Un dossier sur l’autorité en cette période singulière où les professionnels de l’éducation se débattent pour maintenir l’enseignement, les liens avec les élèves et entretenir leurs acquis et leur motivation à apprendre pourrait paraître hors propos. « Pourrait » car la question de l’autorité dans ce cadre généralisé d’enseignement à distance, où la non-présence physique de l’enseignant engendre de multiples risques (incompréhension, désorganisation, démotivation, décrochage…) et où, de plus, la pression par la notation a disparu, se pose avec encore plus d’acuité ! Qu’est-ce qui, dans cette situation, peut faire suffisamment autorité pour que l’élève accepte, même à distance, de répondre aux demandes de l’enseignant ? Plus largement, qu’est-ce qui fait que les élèves, les enfants et les adolescents acceptent – ou pas – au XXIe siècle de se soumettre aux injonctions de l’enseignant ? Qu’est-ce qui donne de l’autorité à ce professionnel de l’éducation ? Sa fonction, son charisme, un don de la nature ? Soyons sérieux !
Une fois balayé le mythe de l’autorité naturelle, clarifiée la confusion autorité-autoritarisme et définie l’autorité adéquate à la sphère scolaire, ce dossier propose de mettre en exergue les fondements et les fondations d’une autorité qui « autorise » et rend l’élève « auteur de » (conformément à l’étymologie : auctoritatem, de auctor).

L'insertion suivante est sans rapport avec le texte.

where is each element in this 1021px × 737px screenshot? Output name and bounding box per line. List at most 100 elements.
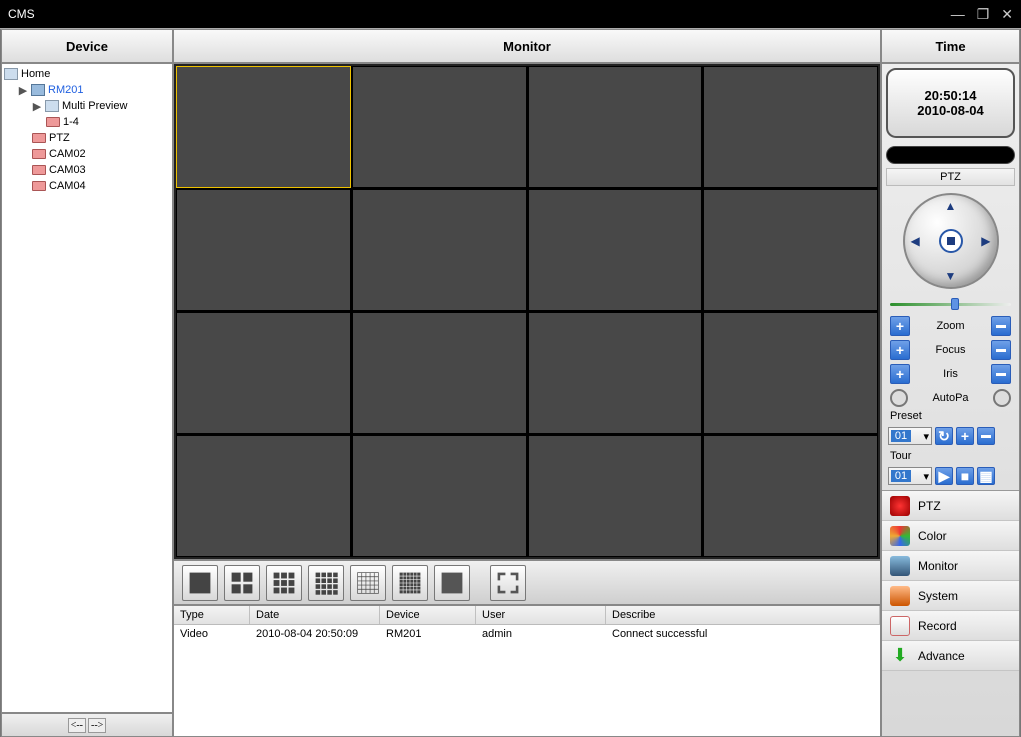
- video-cell-6[interactable]: [352, 189, 527, 311]
- zoom-in-button[interactable]: +: [890, 316, 910, 336]
- menu-record[interactable]: Record: [882, 611, 1019, 641]
- video-cell-4[interactable]: [703, 66, 878, 188]
- zoom-label: Zoom: [936, 320, 964, 332]
- log-body[interactable]: Video 2010-08-04 20:50:09 RM201 admin Co…: [174, 625, 880, 736]
- layout-64-button[interactable]: [434, 565, 470, 601]
- menu-ptz[interactable]: PTZ: [882, 491, 1019, 521]
- record-icon: [890, 616, 910, 636]
- focus-out-button[interactable]: [991, 340, 1011, 360]
- layout-toolbar: [173, 560, 881, 605]
- device-tree: Home ▶ RM201 ▶ Multi Preview 1-4 PTZ: [1, 63, 173, 713]
- tree-cam03[interactable]: CAM03: [32, 162, 170, 178]
- preset-combo[interactable]: 01▾: [888, 427, 932, 445]
- log-col-user[interactable]: User: [476, 606, 606, 624]
- layout-36-button[interactable]: [392, 565, 428, 601]
- nav-prev-button[interactable]: <--: [68, 718, 86, 733]
- ptz-down-button[interactable]: ▼: [945, 269, 957, 283]
- iris-open-button[interactable]: +: [890, 364, 910, 384]
- menu-system[interactable]: System: [882, 581, 1019, 611]
- log-col-type[interactable]: Type: [174, 606, 250, 624]
- preset-add-button[interactable]: +: [956, 427, 974, 445]
- layout-16-button[interactable]: [308, 565, 344, 601]
- ptz-left-button[interactable]: ◀: [911, 234, 920, 248]
- preset-label: Preset: [882, 410, 1019, 426]
- nav-next-button[interactable]: -->: [88, 718, 106, 733]
- ptz-speed-slider[interactable]: [890, 300, 1011, 308]
- log-header: Type Date Device User Describe: [174, 606, 880, 625]
- iris-label: Iris: [943, 368, 958, 380]
- video-cell-9[interactable]: [176, 312, 351, 434]
- log-col-date[interactable]: Date: [250, 606, 380, 624]
- ptz-section-label: PTZ: [886, 168, 1015, 186]
- system-icon: [890, 586, 910, 606]
- video-cell-14[interactable]: [352, 435, 527, 557]
- ptz-icon: [890, 496, 910, 516]
- video-cell-1[interactable]: [176, 66, 351, 188]
- ptz-right-button[interactable]: ▶: [981, 234, 990, 248]
- autopan-right-button[interactable]: [993, 389, 1011, 407]
- monitor-header: Monitor: [173, 29, 881, 63]
- video-cell-8[interactable]: [703, 189, 878, 311]
- video-grid: [176, 66, 878, 557]
- nav-bar: <-- -->: [1, 713, 173, 737]
- iris-close-button[interactable]: [991, 364, 1011, 384]
- video-cell-16[interactable]: [703, 435, 878, 557]
- video-cell-3[interactable]: [528, 66, 703, 188]
- video-cell-11[interactable]: [528, 312, 703, 434]
- close-button[interactable]: ✕: [1001, 6, 1013, 23]
- clock-display: 20:50:14 2010-08-04: [886, 68, 1015, 138]
- tour-combo[interactable]: 01▾: [888, 467, 932, 485]
- tree-cam02[interactable]: CAM02: [32, 146, 170, 162]
- focus-in-button[interactable]: +: [890, 340, 910, 360]
- video-cell-7[interactable]: [528, 189, 703, 311]
- menu-color[interactable]: Color: [882, 521, 1019, 551]
- tree-range-1-4[interactable]: 1-4: [46, 114, 170, 130]
- camera-icon: [32, 133, 46, 143]
- tree-ptz[interactable]: PTZ: [32, 130, 170, 146]
- home-icon: [4, 68, 18, 80]
- layout-1-button[interactable]: [182, 565, 218, 601]
- video-cell-13[interactable]: [176, 435, 351, 557]
- color-icon: [890, 526, 910, 546]
- tree-device-rm201[interactable]: ▶ RM201: [18, 82, 170, 98]
- tour-play-button[interactable]: ▶: [935, 467, 953, 485]
- video-cell-15[interactable]: [528, 435, 703, 557]
- right-menu: PTZ Color Monitor System Record ⬇ Advanc…: [882, 490, 1019, 671]
- log-col-describe[interactable]: Describe: [606, 606, 880, 624]
- log-area: Type Date Device User Describe Video 201…: [173, 605, 881, 737]
- video-cell-2[interactable]: [352, 66, 527, 188]
- tree-root[interactable]: Home: [4, 66, 170, 82]
- tour-stop-button[interactable]: ■: [956, 467, 974, 485]
- video-cell-10[interactable]: [352, 312, 527, 434]
- layout-9-button[interactable]: [266, 565, 302, 601]
- layout-25-button[interactable]: [350, 565, 386, 601]
- minimize-button[interactable]: —: [951, 6, 965, 23]
- folder-icon: [45, 100, 59, 112]
- tree-multi-preview[interactable]: ▶ Multi Preview: [32, 98, 170, 114]
- video-cell-5[interactable]: [176, 189, 351, 311]
- maximize-button[interactable]: ❐: [977, 6, 990, 23]
- tree-cam04[interactable]: CAM04: [32, 178, 170, 194]
- tour-edit-button[interactable]: ▦: [977, 467, 995, 485]
- autopan-left-button[interactable]: [890, 389, 908, 407]
- video-cell-12[interactable]: [703, 312, 878, 434]
- time-header: Time: [881, 29, 1020, 63]
- device-header: Device: [1, 29, 173, 63]
- camera-icon: [32, 181, 46, 191]
- layout-4-button[interactable]: [224, 565, 260, 601]
- expand-icon[interactable]: ▶: [32, 100, 42, 113]
- fullscreen-button[interactable]: [490, 565, 526, 601]
- status-bar: [886, 146, 1015, 164]
- camera-icon: [32, 165, 46, 175]
- menu-monitor[interactable]: Monitor: [882, 551, 1019, 581]
- menu-advance[interactable]: ⬇ Advance: [882, 641, 1019, 671]
- log-row[interactable]: Video 2010-08-04 20:50:09 RM201 admin Co…: [174, 625, 880, 642]
- expand-icon[interactable]: ▶: [18, 84, 28, 97]
- clock-date: 2010-08-04: [917, 103, 984, 118]
- preset-del-button[interactable]: [977, 427, 995, 445]
- ptz-up-button[interactable]: ▲: [945, 199, 957, 213]
- zoom-out-button[interactable]: [991, 316, 1011, 336]
- ptz-stop-button[interactable]: [939, 229, 963, 253]
- log-col-device[interactable]: Device: [380, 606, 476, 624]
- preset-goto-button[interactable]: ↻: [935, 427, 953, 445]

Analyses d’enseignants-chercheurs et de pédagogues, regards de praticiens sur leurs démarches, gestes professionnels, outils pédagogiques, basés sur leur expérience professionnelle, montrent que :
l’autorité éducative se construit, est toujours liée à un contexte et à une situation et dépend d’une multitude de facteurs interdépendants dont le degré de confiance des élèves envers l’enseignant, ce degré étant lui-même lié à la confiance de l’enseignant en la capacité de ses élèves à apprendre, devenir autonome, assumer des responsabilités…
les pédagogies coopératives, grâce aux « activités, médiations et institutions organisées en système »(1) qu’elles mettent en œuvre et parce qu’elles « offrent aux jeunes des formes d’engagement qui leur permettent d’adhérer sans s’aliéner »(2), ancrent l’autorité éducative.
Ainsi, confirme le chercheur Bruno Robbes, « contrairement à certaines idées reçues ou entendues, les pédagogies coopératives ont une voie singulière et pertinente à faire entendre lorsqu’on parle d’exercice d’une autorité éducative ». Des preuves dans ce dossier !

Marie-France Rachédi

1. Voir l’étude de Bruno Robbes pages 14-15.
2. Voir l’analyse de Philippe Meirieu pages 18-19.